The trading scandal erupted in September when reporters revealed heavy trading activity by former Dallas Fed President Robert Kaplan and former Boston Fed President Eric Rosengren in 2020 — when the central bank deployed trillions of dollars to stabilize financial markets and shield the economy from COVID-19. While the Fed said the trades made by Kaplan and Rosengren were in line with each reserve bank’s rules, they both stepped down from their posts, and the incident prompted a broader review of Fed standards.

The disclosure of Fed Vice Chairman Richard Clarida’s sale of a stake in a stock fund and subsequent purchase into a bond fund in February 2020 also fueled more scrutiny of the bank.  Though some ethics experts say Clarida’s purchase raises fewer red flags than Kaplan’s and Rosengren’s trading of individual securities, the episode raised concerns about the Fed’s intentions as it defends maintaining loose financial conditions that incidentally support the stock market.
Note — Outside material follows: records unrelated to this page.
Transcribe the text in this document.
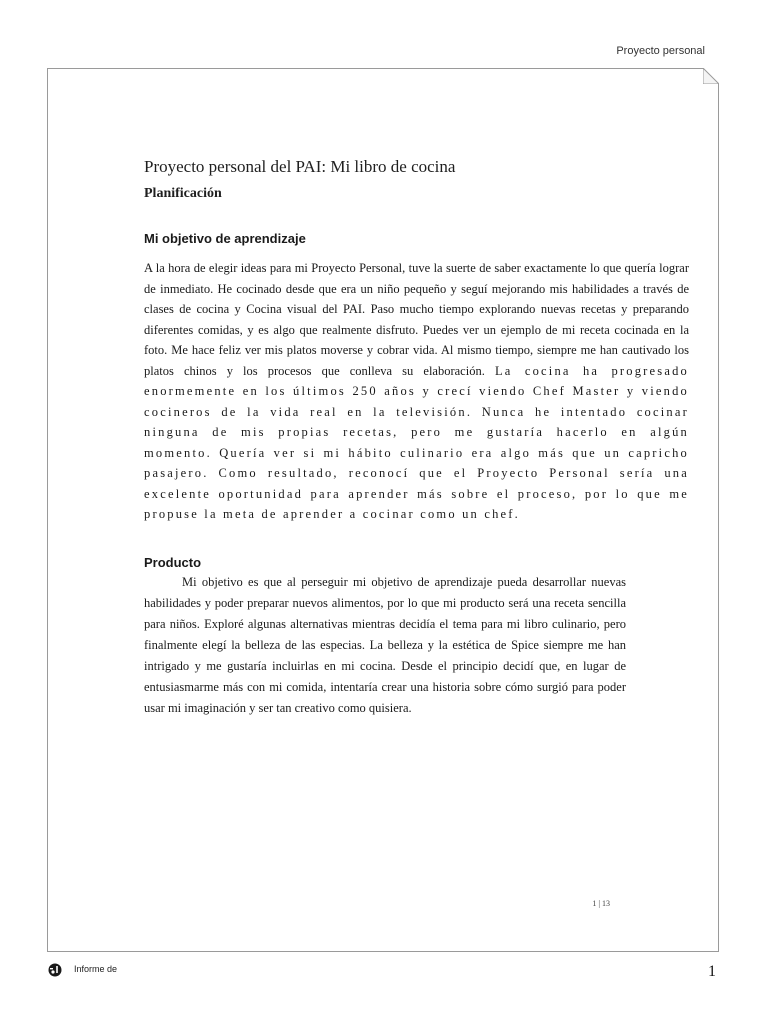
Proyecto personal

Proyecto personal del PAI: Mi libro de cocina
Planificación
Mi objetivo de aprendizaje

A la hora de elegir ideas para mi Proyecto Personal, tuve la suerte de saber exactamente lo que quería lograr de inmediato. He cocinado desde que era un niño pequeño y seguí mejorando mis habilidades a través de clases de cocina y Cocina visual del PAI. Paso mucho tiempo explorando nuevas recetas y preparando diferentes comidas, y es algo que realmente disfruto. Puedes ver un ejemplo de mi receta cocinada en la foto. Me hace feliz ver mis platos moverse y cobrar vida. Al mismo tiempo, siempre me han cautivado los platos chinos y los procesos que conlleva su elaboración. La cocina ha progresado enormemente en los últimos 250 años y crecí viendo Chef Master y viendo cocineros de la vida real en la televisión. Nunca he intentado cocinar ninguna de mis propias recetas, pero me gustaría hacerlo en algún momento. Quería ver si mi hábito culinario era algo más que un capricho pasajero. Como resultado, reconocí que el Proyecto Personal sería una excelente oportunidad para aprender más sobre el proceso, por lo que me propuse la meta de aprender a cocinar como un chef.

Producto

Mi objetivo es que al perseguir mi objetivo de aprendizaje pueda desarrollar nuevas habilidades y poder preparar nuevos alimentos, por lo que mi producto será una receta sencilla para niños. Exploré algunas alternativas mientras decidía el tema para mi libro culinario, pero finalmente elegí la belleza de las especias. La belleza y la estética de Spice siempre me han intrigado y me gustaría incluirlas en mi cocina. Desde el principio decidí que, en lugar de entusiasmarme más con mi comida, intentaría crear una historia sobre cómo surgió para poder usar mi imaginación y ser tan creativo como quisiera.

1 | 13
Informe de	1
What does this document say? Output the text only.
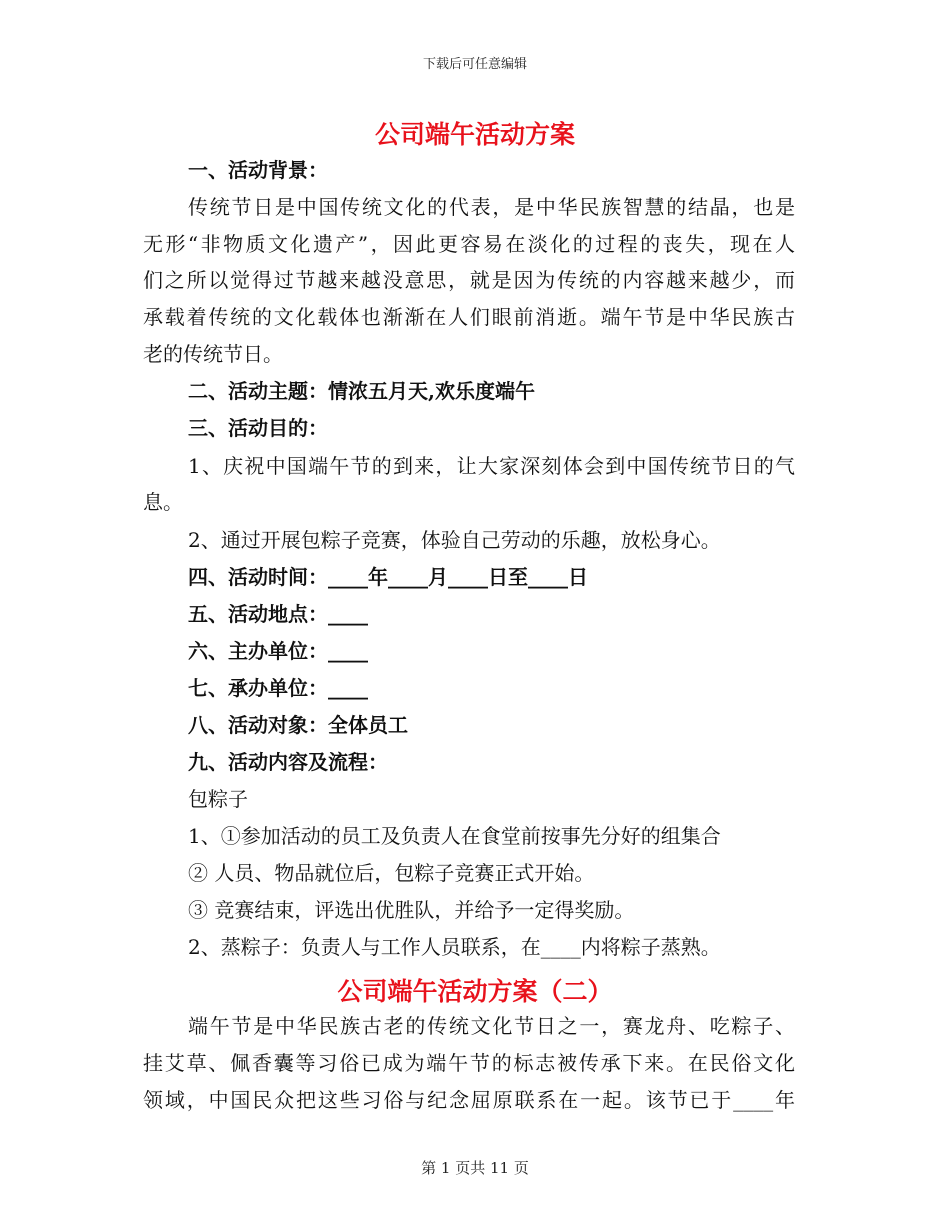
下载后可任意编辑
公司端午活动方案
一、活动背景：
传统节日是中国传统文化的代表，是中华民族智慧的结晶，也是
无形“非物质文化遗产”，因此更容易在淡化的过程的丧失，现在人
们之所以觉得过节越来越没意思，就是因为传统的内容越来越少，而
承载着传统的文化载体也渐渐在人们眼前消逝。端午节是中华民族古
老的传统节日。
二、活动主题：情浓五月天,欢乐度端午
三、活动目的：
1、庆祝中国端午节的到来，让大家深刻体会到中国传统节日的气
息。
2、通过开展包粽子竞赛，体验自己劳动的乐趣，放松身心。
四、活动时间：____年____月____日至____日
五、活动地点：____
六、主办单位：____
七、承办单位：____
八、活动对象：全体员工
九、活动内容及流程：
包粽子
1、①参加活动的员工及负责人在食堂前按事先分好的组集合
② 人员、物品就位后，包粽子竞赛正式开始。
③ 竞赛结束，评选出优胜队，并给予一定得奖励。
2、蒸粽子：负责人与工作人员联系，在____内将粽子蒸熟。
公司端午活动方案（二）
端午节是中华民族古老的传统文化节日之一，赛龙舟、吃粽子、
挂艾草、佩香囊等习俗已成为端午节的标志被传承下来。在民俗文化
领域，中国民众把这些习俗与纪念屈原联系在一起。该节已于____年
第 1 页共 11 页
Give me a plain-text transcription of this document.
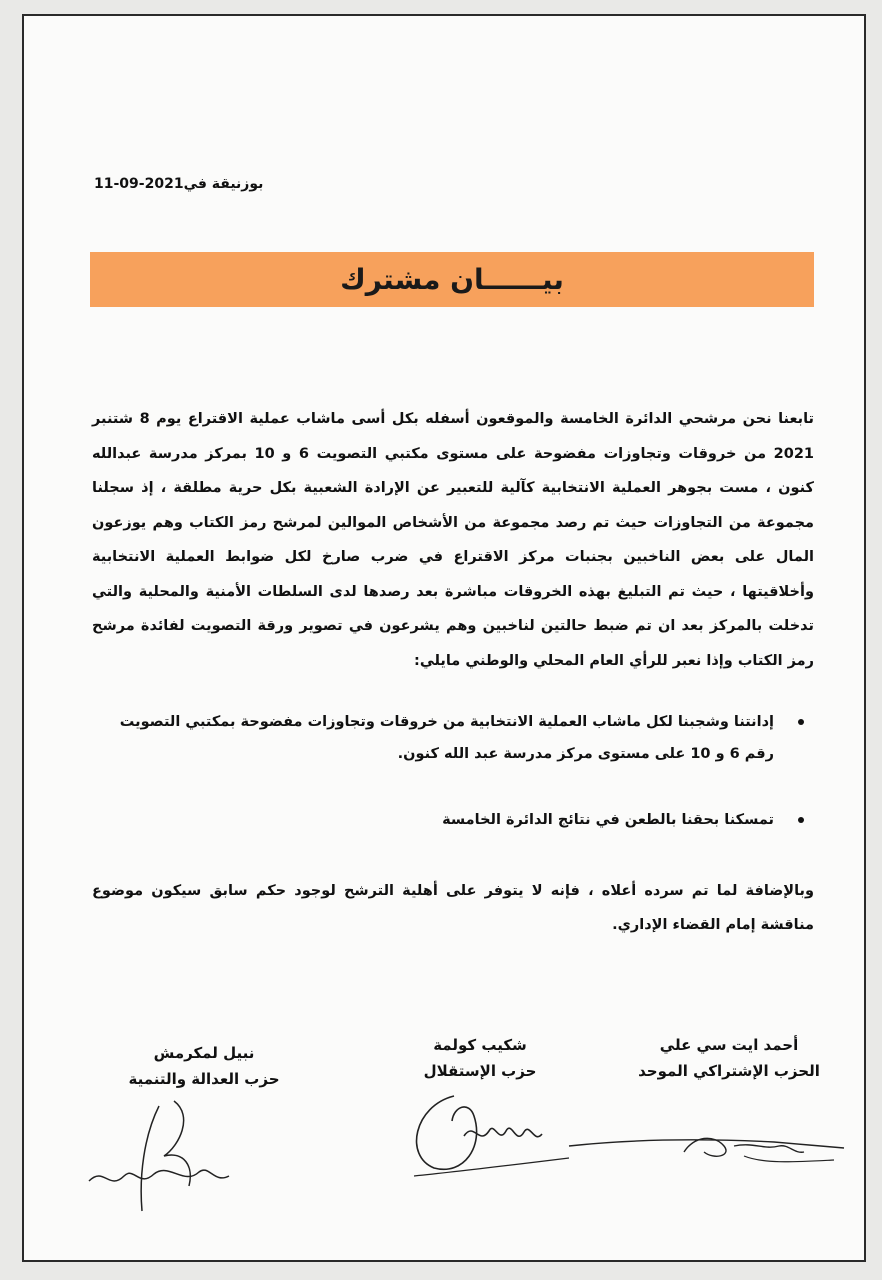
بوزنيقة في2021-09-11
بيــــــان مشترك
تابعنا نحن مرشحي الدائرة الخامسة والموقعون أسفله بكل أسى ماشاب عملية الاقتراع يوم 8 شتنبر 2021 من خروقات وتجاوزات مفضوحة على مستوى مكتبي التصويت 6 و 10 بمركز مدرسة عبدالله كنون ، مست بجوهر العملية الانتخابية كآلية للتعبير عن الإرادة الشعبية بكل حرية مطلقة ، إذ سجلنا مجموعة من التجاوزات حيث تم رصد مجموعة من الأشخاص الموالين لمرشح رمز الكتاب وهم يوزعون المال على بعض الناخبين بجنبات مركز الاقتراع في ضرب صارخ لكل ضوابط العملية الانتخابية وأخلاقيتها ، حيث تم التبليغ بهذه الخروقات مباشرة بعد رصدها لدى السلطات الأمنية والمحلية والتي تدخلت بالمركز بعد ان تم ضبط حالتين لناخبين وهم يشرعون في تصوير ورقة التصويت لفائدة مرشح رمز الكتاب وإذا نعبر للرأي العام المحلي والوطني مايلي:
إدانتنا وشجبنا لكل ماشاب العملية الانتخابية من خروقات وتجاوزات مفضوحة بمكتبي التصويت رقم 6 و 10 على مستوى مركز مدرسة عبد الله كنون.
تمسكنا بحقنا بالطعن في نتائج الدائرة الخامسة
وبالإضافة لما تم سرده أعلاه ، فإنه لا يتوفر على أهلية الترشح لوجود حكم سابق سيكون موضوع مناقشة إمام القضاء الإداري.
أحمد ايت سي علي
الحزب الإشتراكي الموحد
شكيب كولمة
حزب الإستقلال
نبيل لمكرمش
حزب العدالة والتنمية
“Markets, households, businesses — they need to know that the Fed is going to do what they say they’re going to do, and they need to think that the Fed is going to work in the best interest of whatever is the public interest,” said Sarah Binder, a political science professor at George Washington University.

The Fed imposed Thursday strict new trading standards for Fed board members, reserve bank presidents and other senior officials with access to high-level information within a month of the outset of the scandal. While Beckworth and Binder said the Fed’s quick response was necessary to contain the fallout, both ceded that President Biden’s looming decision on Powell’s renomination could have played a role in expediting the release.

Powell’s four-year term as Fed chair expires in February, and Biden has not yet indicated whether he will renominate the top banker or replace him with a more liberal successor. While Powell is largely aligned with Biden on monetary policy and broadly popular on both sides of the aisle, the president faces growing pressure from the left to elevate Fed board member Lael Brainard, the only Democrat on the bank’s board, to the top role.

Powell was considered the front-runner for Biden’s nod before the trading scandal, and the Fed’s quick response may do little to change that. The president may also find it difficult to win support for Brainard or a more liberal choice in a 50-50 Senate, especially as Sen. Joe Manchin (D-W.Va.) calls on the Fed to tighten faster than it plans to at the moment.

Ian Katz, director at Washington research firm Capital Alpha Partners, said it’s possible that the scandal may have done nothing more than delay Biden’s decision to renominate Powell to a more palatable time. But Katz warned that if Biden has yet to make a decision, the fallout could shape the Fed in unforeseen ways. 

“If it’s really like a toss-up or something and they’re sitting there thinking about what to do, then this wouldn’t be helpful,” Katz said.